Vail Daily letter: Supports wilderness
Vail, CO, Colorado
As a backcountry enthusiast, I support the Hidden Gems Wilderness proposal in Colorado. The program would add new wilderness to the White River National Forest. Having spent 47 years as a full-time resident in the Vail area, I’ve had the chance to enjoy many trips to our local national forests and wilderness areas. My trips centered on hiking, backpacking, hunting and fishing.
For the past two summers, I’ve worked as a summer volunteer wilderness ranger. I and other rangers have had hundreds of positive comments from hikers we meet. We’ve come in contact with people from all over the U.S. and many other countries. All can’t get over the beauty and quiet in the wilderness. Many guests to our beautiful area have said they wanted to explore more wilderness areas on future trips to Eagle County.
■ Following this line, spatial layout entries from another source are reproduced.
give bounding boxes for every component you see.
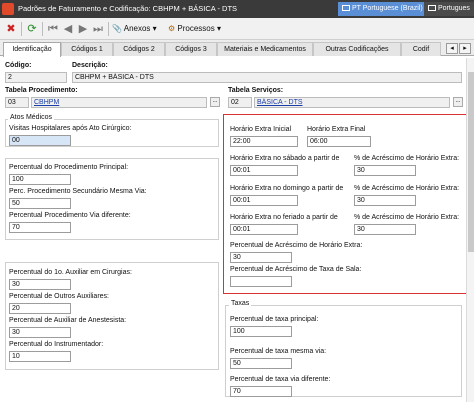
atos-medicos-title: Atos Médicos: [8, 114, 55, 121]
tabela-procedimento-lookup-button[interactable]: ...: [210, 97, 220, 107]
codigo-label: Código:: [5, 62, 32, 69]
chevron-down-icon: ▾: [152, 24, 157, 33]
taxa-sala-label: Percentual de Acréscimo de Taxa de Sala:: [230, 266, 362, 273]
proc-secundario-label: Perc. Procedimento Secundário Mesma Via:: [9, 188, 147, 195]
first-record-icon[interactable]: ⏮: [46, 22, 60, 36]
feriado-field[interactable]: 00:01: [230, 224, 298, 235]
toolbar-separator: [21, 22, 22, 36]
title-bar: Padrões de Faturamento e Codificação: CB…: [0, 0, 474, 18]
tabela-procedimento-code-field[interactable]: 03: [5, 97, 29, 108]
instrumentador-label: Percentual do Instrumentador:: [9, 341, 104, 348]
sabado-field[interactable]: 00:01: [230, 165, 298, 176]
anexos-label: Anexos: [123, 24, 151, 33]
tab-codigos-2[interactable]: Códigos 2: [113, 42, 165, 56]
proc-via-diferente-field[interactable]: 70: [9, 222, 71, 233]
horario-final-label: Horário Extra Final: [307, 126, 366, 133]
tab-scroll-right-icon[interactable]: ▸: [459, 43, 471, 54]
taxa-sala-field[interactable]: [230, 276, 292, 287]
sabado-label: Horário Extra no sábado a partir de: [230, 155, 340, 162]
vertical-scrollbar[interactable]: [466, 58, 474, 402]
feriado-perc-label: % de Acréscimo de Horário Extra:: [354, 214, 460, 221]
descricao-label: Descrição:: [72, 62, 108, 69]
tabela-servicos-label: Tabela Serviços:: [228, 87, 284, 94]
refresh-icon[interactable]: ⟳: [25, 22, 39, 36]
primeiro-auxiliar-field[interactable]: 30: [9, 279, 71, 290]
auxiliar-anestesista-label: Percentual de Auxiliar de Anestesista:: [9, 317, 127, 324]
tabela-servicos-link[interactable]: BÁSICA - DTS: [254, 97, 450, 108]
anexos-button[interactable]: 📎 Anexos ▾: [112, 21, 157, 37]
taxa-principal-field[interactable]: 100: [230, 326, 292, 337]
domingo-perc-label: % de Acréscimo de Horário Extra:: [354, 185, 460, 192]
horario-final-field[interactable]: 06:00: [307, 136, 371, 147]
processos-button[interactable]: ⚙ Processos ▾: [168, 21, 221, 37]
chevron-down-icon: ▾: [217, 24, 222, 33]
tab-bar: Identificação Códigos 1 Códigos 2 Código…: [0, 40, 474, 57]
gear-icon: ⚙: [168, 24, 176, 33]
acrescimo-field[interactable]: 30: [230, 252, 292, 263]
taxa-via-diferente-label: Percentual de taxa via diferente:: [230, 376, 331, 383]
paperclip-icon: 📎: [112, 24, 122, 33]
taxa-mesma-via-label: Percentual de taxa mesma via:: [230, 348, 327, 355]
previous-record-icon[interactable]: ◀: [61, 22, 75, 36]
tab-codif[interactable]: Codif: [401, 42, 441, 56]
language-primary-label: PT Portuguese (Brazil): [352, 5, 423, 12]
toolbar-separator: [108, 22, 109, 36]
domingo-perc-field[interactable]: 30: [354, 195, 416, 206]
descricao-field[interactable]: CBHPM + BÁSICA - DTS: [72, 72, 462, 83]
taxa-mesma-via-field[interactable]: 50: [230, 358, 292, 369]
scrollbar-thumb[interactable]: [468, 72, 474, 252]
sabado-perc-label: % de Acréscimo de Horário Extra:: [354, 155, 460, 162]
taxa-principal-label: Percentual de taxa principal:: [230, 316, 319, 323]
outros-auxiliares-label: Percentual de Outros Auxiliares:: [9, 293, 109, 300]
primeiro-auxiliar-label: Percentual do 1o. Auxiliar em Cirurgias:: [9, 269, 132, 276]
codigo-field[interactable]: 2: [5, 72, 67, 83]
tabela-procedimento-label: Tabela Procedimento:: [5, 87, 78, 94]
horario-inicial-field[interactable]: 22:00: [230, 136, 298, 147]
tabela-servicos-lookup-button[interactable]: ...: [453, 97, 463, 107]
processos-label: Processos: [177, 24, 215, 33]
visitas-field[interactable]: 00: [9, 135, 71, 146]
keyboard-icon: [428, 5, 436, 12]
tab-codigos-1[interactable]: Códigos 1: [61, 42, 113, 56]
auxiliar-anestesista-field[interactable]: 30: [9, 327, 71, 338]
domingo-field[interactable]: 00:01: [230, 195, 298, 206]
tab-codigos-3[interactable]: Códigos 3: [165, 42, 217, 56]
tab-identificacao[interactable]: Identificação: [3, 42, 61, 57]
feriado-label: Horário Extra no feriado a partir de: [230, 214, 338, 221]
outros-auxiliares-field[interactable]: 20: [9, 303, 71, 314]
tabela-procedimento-link[interactable]: CBHPM: [31, 97, 207, 108]
window-title: Padrões de Faturamento e Codificação: CB…: [18, 4, 238, 13]
horario-inicial-label: Horário Extra Inicial: [230, 126, 292, 133]
toolbar: ✖ ⟳ ⏮ ◀ ▶ ⏭ 📎 Anexos ▾ ⚙ Processos ▾: [0, 18, 474, 40]
keyboard-icon: [342, 5, 350, 12]
sabado-perc-field[interactable]: 30: [354, 165, 416, 176]
instrumentador-field[interactable]: 10: [9, 351, 71, 362]
acrescimo-label: Percentual de Acréscimo de Horário Extra…: [230, 242, 363, 249]
language-secondary[interactable]: Portugues: [424, 2, 474, 16]
close-icon[interactable]: ✖: [4, 22, 18, 36]
tab-materiais-medicamentos[interactable]: Materiais e Medicamentos: [217, 42, 313, 56]
domingo-label: Horário Extra no domingo a partir de: [230, 185, 344, 192]
app-icon: [2, 3, 14, 15]
tab-scroll-left-icon[interactable]: ◂: [446, 43, 458, 54]
taxas-title: Taxas: [229, 300, 252, 307]
tabela-servicos-code-field[interactable]: 02: [228, 97, 252, 108]
taxa-via-diferente-field[interactable]: 70: [230, 386, 292, 397]
language-secondary-label: Portugues: [438, 5, 470, 12]
proc-principal-field[interactable]: 100: [9, 174, 71, 185]
proc-via-diferente-label: Percentual Procedimento Via diferente:: [9, 212, 131, 219]
proc-principal-label: Percentual do Procedimento Principal:: [9, 164, 129, 171]
visitas-label: Visitas Hospitalares após Ato Cirúrgico:: [9, 125, 132, 132]
feriado-perc-field[interactable]: 30: [354, 224, 416, 235]
proc-secundario-field[interactable]: 50: [9, 198, 71, 209]
toolbar-separator: [42, 22, 43, 36]
language-primary[interactable]: PT Portuguese (Brazil): [338, 2, 424, 16]
tab-outras-codificacoes[interactable]: Outras Codificações: [313, 42, 401, 56]
next-record-icon[interactable]: ▶: [76, 22, 90, 36]
last-record-icon[interactable]: ⏭: [91, 22, 105, 36]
This is proof to me that wilderness serves as a haven from the pressure of our fast-paced industrial society. It’s a place where we can seek relief from the noise and speed of machines, confines of steel and concrete and crowds of people.
Even with more boots in the backcountry, we still occasionally enjoy daily treats.
About six weeks ago, while on a trip to climb Mount Powell, there were 14 mountain goats who followed us into camp.
Less than a week ago, while on ranger patrol, we saw a black bear and a cinnamon cub.
Yes, I know the bears are down in the Vail Valley. Maybe with enlarged wilderness and better citizen trash control, we can keep them in the backcountry.
A couple of years ago, while on a trip into the Holy Cross area, we saw a mountain lion we were sure was over 150 pounds.
Over 10 years ago while biking up Vail pass, we rounded a corner where I came upon a dead female mountain lion we suspect was hit by a car.
We all love seeing a variety of wildlife and know they need a quiet place to live, den and be protected.
By enlarging wilderness, Mother Nature, the greatest of all architects, will continue to invite you, your children and grandchildren to a peaceful place we all need now and then. People need solitude as much as wildlife.
Remember, it’s impossible to build a wilderness but so easy to destroy. Our wildlife also needs contiguous migration routes, especially at mid-elevation.
Support wilderness enlargement now. A public area that’s quiet – that’s a unique treasure. This unique quiet treasure is changing rapidly.
Only a very small portion of the U.S. is designated as wilderness. Let’s set aside more of nature’s gift for future generations to enjoy.